A grant more comprehensive than is here conveyed can scarcely be imagined. In the first instance, the Burghal authorities get a present of the Burgh itself. It once belonged to the King – was as much his own property as any other portion of the royal dominions – but now he surrenders it to its magistrates and the community whom they represent, giving along with it the revenue derivable from its land and trade, its multures and fishings; the only condition attached to the munificent grant by the royal donor being that its recipients shall pay him a small nominal sum per annum.

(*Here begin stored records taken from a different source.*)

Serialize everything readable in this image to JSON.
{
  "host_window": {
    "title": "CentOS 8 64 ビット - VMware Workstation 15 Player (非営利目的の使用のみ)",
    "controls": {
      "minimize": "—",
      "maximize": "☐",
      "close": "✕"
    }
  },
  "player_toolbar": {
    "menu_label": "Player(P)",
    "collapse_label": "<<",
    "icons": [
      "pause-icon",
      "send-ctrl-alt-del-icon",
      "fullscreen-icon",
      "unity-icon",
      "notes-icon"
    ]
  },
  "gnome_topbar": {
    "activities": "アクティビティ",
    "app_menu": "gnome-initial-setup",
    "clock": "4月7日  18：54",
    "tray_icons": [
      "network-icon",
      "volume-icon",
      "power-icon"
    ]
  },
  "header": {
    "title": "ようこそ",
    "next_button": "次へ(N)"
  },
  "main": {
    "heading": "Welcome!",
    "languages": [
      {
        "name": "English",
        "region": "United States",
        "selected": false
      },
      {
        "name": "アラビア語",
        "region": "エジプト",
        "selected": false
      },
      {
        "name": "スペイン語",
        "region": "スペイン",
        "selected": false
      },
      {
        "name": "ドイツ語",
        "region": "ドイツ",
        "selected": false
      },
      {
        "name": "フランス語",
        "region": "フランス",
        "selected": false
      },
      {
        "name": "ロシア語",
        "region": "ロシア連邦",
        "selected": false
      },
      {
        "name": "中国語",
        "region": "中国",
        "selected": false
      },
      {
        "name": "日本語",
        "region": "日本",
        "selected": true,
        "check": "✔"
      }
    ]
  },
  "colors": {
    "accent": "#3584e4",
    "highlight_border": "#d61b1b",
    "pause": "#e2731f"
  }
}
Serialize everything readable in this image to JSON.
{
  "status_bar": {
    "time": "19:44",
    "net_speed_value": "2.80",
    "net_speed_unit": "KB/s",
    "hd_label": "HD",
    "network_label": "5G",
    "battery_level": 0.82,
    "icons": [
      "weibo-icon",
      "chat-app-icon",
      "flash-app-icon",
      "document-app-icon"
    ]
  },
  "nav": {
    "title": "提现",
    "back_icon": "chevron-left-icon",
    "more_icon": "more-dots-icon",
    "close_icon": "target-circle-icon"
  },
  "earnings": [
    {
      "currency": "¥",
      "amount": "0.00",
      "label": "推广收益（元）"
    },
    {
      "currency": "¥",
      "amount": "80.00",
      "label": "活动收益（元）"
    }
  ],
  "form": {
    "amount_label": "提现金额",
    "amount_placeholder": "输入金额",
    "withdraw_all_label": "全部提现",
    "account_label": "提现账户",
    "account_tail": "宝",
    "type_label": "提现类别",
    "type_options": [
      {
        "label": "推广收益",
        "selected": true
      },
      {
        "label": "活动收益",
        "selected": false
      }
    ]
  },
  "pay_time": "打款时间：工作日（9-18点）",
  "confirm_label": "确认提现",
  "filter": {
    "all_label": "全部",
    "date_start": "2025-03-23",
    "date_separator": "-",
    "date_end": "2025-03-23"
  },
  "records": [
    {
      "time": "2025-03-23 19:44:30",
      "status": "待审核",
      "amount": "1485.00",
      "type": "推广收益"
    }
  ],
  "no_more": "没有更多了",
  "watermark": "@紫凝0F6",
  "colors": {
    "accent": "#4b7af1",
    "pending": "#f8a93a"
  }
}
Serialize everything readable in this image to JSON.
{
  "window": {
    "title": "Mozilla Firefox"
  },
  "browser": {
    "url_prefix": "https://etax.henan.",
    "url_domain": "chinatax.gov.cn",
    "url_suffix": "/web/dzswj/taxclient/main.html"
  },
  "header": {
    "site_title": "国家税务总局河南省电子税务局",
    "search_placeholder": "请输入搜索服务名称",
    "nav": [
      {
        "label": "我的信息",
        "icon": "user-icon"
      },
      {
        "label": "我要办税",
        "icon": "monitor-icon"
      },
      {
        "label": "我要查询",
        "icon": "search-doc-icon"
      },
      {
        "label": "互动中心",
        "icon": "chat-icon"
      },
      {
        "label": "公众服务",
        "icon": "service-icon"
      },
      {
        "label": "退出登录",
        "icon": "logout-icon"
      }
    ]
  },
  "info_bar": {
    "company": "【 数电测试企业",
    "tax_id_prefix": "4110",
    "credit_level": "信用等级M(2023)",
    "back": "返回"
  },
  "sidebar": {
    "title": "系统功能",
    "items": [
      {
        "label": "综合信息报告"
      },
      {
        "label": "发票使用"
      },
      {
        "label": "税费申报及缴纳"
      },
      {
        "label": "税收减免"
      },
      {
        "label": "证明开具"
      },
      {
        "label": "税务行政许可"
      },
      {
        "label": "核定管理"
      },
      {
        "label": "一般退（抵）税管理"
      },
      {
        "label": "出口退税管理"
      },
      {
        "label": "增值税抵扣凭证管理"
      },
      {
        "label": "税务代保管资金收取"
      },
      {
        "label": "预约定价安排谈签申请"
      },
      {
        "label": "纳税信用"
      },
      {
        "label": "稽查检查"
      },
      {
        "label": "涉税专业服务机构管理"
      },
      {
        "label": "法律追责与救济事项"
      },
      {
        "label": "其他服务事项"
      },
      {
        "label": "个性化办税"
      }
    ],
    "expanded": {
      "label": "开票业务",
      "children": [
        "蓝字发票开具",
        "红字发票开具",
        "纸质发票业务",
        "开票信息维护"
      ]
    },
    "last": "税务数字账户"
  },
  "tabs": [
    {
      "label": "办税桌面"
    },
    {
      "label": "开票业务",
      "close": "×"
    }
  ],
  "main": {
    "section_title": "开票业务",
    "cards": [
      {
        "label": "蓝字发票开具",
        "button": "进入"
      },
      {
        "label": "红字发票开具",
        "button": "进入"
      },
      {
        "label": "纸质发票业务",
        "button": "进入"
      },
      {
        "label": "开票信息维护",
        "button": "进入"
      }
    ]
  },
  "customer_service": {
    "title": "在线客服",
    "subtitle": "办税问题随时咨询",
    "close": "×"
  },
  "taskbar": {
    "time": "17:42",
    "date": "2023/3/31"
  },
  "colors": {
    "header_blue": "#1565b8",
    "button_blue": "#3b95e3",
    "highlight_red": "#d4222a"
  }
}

Not only so: “all other privileges without and within the Burgh,” previously conferred upon it, are ratified by this charter. These words have an extensive meaning, including, among other things, the fundamental right of the Royal Burgh, as such, to monopolize all trade, foreign and domestic, within its jurisdiction. And as the charter does not specify in detail all the exclusive privileges given to the community, neither does it enumerate all the valuable equivalents exacted by the King. It says nothing of the liability of the burgesses to be called upon to serve in the royal host like other military tenants of the Crown – of their being obliged to maintain an effective police – of their being subject to direct taxation on special occasions – and of their having always to pay into the State exchequer the “great custom,” an impost levied by means of his Majesty’s own customarii on all staple commodities of foreign trade. Yet we know, from other documents, that such conditions were imposed on the towns that were royally chartered: so that the privileges conferred by Robert III. on Dumfries were paid for at a much higher rate that £20 a year. It is right to remark, however, that the Burgh could not be taxed for Government purposes till after it came to be represented in Parliament, which would be many years prior to 1395 – the claim of all the King’s Burghs, to form a distinct estate in the senate of the nation, having been recognized in the days of Bruce.

While the Great Chamberlain received the customs on foreign trade, for behoof of the Crown, he left what were called the “petty customs” unmeddled with: these, imposed upon articles of domestic consumption, were collected by the Burgh Chamberlain, and, with ground-rents, fishing-rents, market dues, and court fines (“exitus curiæ”), made up the municipal income, as specified in the charter.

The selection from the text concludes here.